Allen e Violet Large, um casal de idosos que residiam em Truro, Nova Scotia, Canadá, jogaram e ganharam, em Julho de 2010, $ 11255272 jogando Lotto 649. Eles doaram 98% dos seus ganhos para a caridade. O prémio foi entregue a hospitais, bombeiros, cemitérios, igrejas e mais instituições. Violet Large, de 78 anos, sofria de cancro no momento em que a sorte lhes calhou em vez e acabou por falecer em 2011. Allen tinha 75 anos. Viviam numa casa velha de 147 anos, não tinham automóveis, nem sequer uma grande TV. Não mudaram em quase nada o seu estilo de vida.

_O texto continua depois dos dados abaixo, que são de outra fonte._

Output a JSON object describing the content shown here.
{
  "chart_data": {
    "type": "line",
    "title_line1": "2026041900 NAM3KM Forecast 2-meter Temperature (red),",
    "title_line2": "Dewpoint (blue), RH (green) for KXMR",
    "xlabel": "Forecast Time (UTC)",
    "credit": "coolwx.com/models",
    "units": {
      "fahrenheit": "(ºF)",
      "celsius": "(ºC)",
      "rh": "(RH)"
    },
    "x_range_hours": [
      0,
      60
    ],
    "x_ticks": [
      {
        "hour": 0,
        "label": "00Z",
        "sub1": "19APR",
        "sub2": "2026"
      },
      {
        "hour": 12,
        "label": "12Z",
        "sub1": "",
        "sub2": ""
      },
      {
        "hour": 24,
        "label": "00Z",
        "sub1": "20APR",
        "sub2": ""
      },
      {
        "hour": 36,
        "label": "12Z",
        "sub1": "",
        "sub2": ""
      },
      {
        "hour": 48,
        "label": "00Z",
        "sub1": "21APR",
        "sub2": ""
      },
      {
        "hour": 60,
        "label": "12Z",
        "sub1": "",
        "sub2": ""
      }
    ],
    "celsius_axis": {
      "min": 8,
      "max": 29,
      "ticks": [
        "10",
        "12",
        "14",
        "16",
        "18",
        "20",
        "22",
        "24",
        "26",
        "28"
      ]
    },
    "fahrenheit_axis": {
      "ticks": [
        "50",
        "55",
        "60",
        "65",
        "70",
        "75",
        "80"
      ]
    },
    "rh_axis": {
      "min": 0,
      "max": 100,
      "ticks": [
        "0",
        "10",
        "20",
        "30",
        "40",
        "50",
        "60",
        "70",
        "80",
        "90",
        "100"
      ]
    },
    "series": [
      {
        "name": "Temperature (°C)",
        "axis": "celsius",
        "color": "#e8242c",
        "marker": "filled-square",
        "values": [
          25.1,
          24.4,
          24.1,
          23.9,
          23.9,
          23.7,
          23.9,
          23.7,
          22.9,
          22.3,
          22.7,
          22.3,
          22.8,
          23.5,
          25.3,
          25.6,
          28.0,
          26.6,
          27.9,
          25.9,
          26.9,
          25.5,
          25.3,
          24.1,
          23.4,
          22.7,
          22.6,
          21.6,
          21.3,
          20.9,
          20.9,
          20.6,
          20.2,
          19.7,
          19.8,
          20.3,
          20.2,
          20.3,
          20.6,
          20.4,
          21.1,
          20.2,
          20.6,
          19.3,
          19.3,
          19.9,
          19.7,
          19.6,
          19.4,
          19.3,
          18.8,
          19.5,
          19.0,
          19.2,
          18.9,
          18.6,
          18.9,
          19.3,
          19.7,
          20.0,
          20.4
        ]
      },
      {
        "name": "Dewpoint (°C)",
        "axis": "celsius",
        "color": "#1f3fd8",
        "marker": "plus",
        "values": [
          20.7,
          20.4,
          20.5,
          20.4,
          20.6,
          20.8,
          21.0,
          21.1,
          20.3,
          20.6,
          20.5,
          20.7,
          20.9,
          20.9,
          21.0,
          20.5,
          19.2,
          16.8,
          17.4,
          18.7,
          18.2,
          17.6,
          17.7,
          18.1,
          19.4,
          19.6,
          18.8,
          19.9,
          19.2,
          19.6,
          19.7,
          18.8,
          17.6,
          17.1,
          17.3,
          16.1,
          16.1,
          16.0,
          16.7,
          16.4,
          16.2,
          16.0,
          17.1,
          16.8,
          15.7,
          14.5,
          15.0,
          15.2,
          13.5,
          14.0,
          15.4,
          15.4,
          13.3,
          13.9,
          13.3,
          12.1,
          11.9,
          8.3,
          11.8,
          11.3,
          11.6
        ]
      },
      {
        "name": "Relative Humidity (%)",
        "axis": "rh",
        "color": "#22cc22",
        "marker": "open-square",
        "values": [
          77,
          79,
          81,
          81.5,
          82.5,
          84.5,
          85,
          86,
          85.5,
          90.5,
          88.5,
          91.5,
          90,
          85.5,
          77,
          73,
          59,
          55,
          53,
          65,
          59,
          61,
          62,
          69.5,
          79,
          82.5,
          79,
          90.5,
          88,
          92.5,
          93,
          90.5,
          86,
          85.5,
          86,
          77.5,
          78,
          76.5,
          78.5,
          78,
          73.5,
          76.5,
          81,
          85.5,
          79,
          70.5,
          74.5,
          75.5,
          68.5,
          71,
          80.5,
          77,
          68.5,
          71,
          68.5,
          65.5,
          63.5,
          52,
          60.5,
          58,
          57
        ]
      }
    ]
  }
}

Ao tomar conhecimento desta história imediatamente me veio à cabeça o velho dito dinheiro não traz felicidade. Millôr Flores, humorista e poeta brasileiro falecido há bem pouco, acrescentou Dinheiro não traz felicidade, manda buscar. Alguém também disse que essa frase mítica tantas vezes repetida não passa de boato espalhado pelos ricos para que os pobres não tenham muita inveja da vida que levam. Não me considero infeliz mas raramente penso na felicidade. Para mim a felicidade é um episódio que se experimenta de vez em quando e não um estado de permanência. Como estado considero-a inalcançável por natureza, já que conhecê-la gerará uma nova ânsia de felicidade. Nunca achei que pudesse ir atrás dela e agarrá-la com as duas mãos, torná-la minha e retê-la. Na minha ideia a felicidade tem uma natureza volátil e o seu quê de imprevisível. É assim como que um perfume para a existência. Quando se liberta, dissipa-se, deixa um rasto mas tem uma notável característica que é a impermanência. Isso nunca me preocupou pois o meu esforço é combater motivos de infelicidade, um a um, e não partir numa cruzada pela felicidade. Poderão dizer que é a mesma coisa, mas eu não penso assim. Ao colocar a fasquia demasiado alta correria o risco de me tornar uma eterna insatisfeita a batalhar por alcançar os objetivos inscritos na lista. Uma lista destas pode atirar-nos facilmente para o plano da irrealidade se comparada com a lista, mais terra-a-terra, do que terei de cumprir para não me considerar infeliz, lista muito mais maneira e útil porque mais exequível. Não me tenho dado mal com esta estratégia muito pouco científica mas reconheço que pode não funcionar para todos. Desde logo podem acusar-me de falta de ambição. Seja. Não somos todos iguais, aliás, este é o reino da subjectividade.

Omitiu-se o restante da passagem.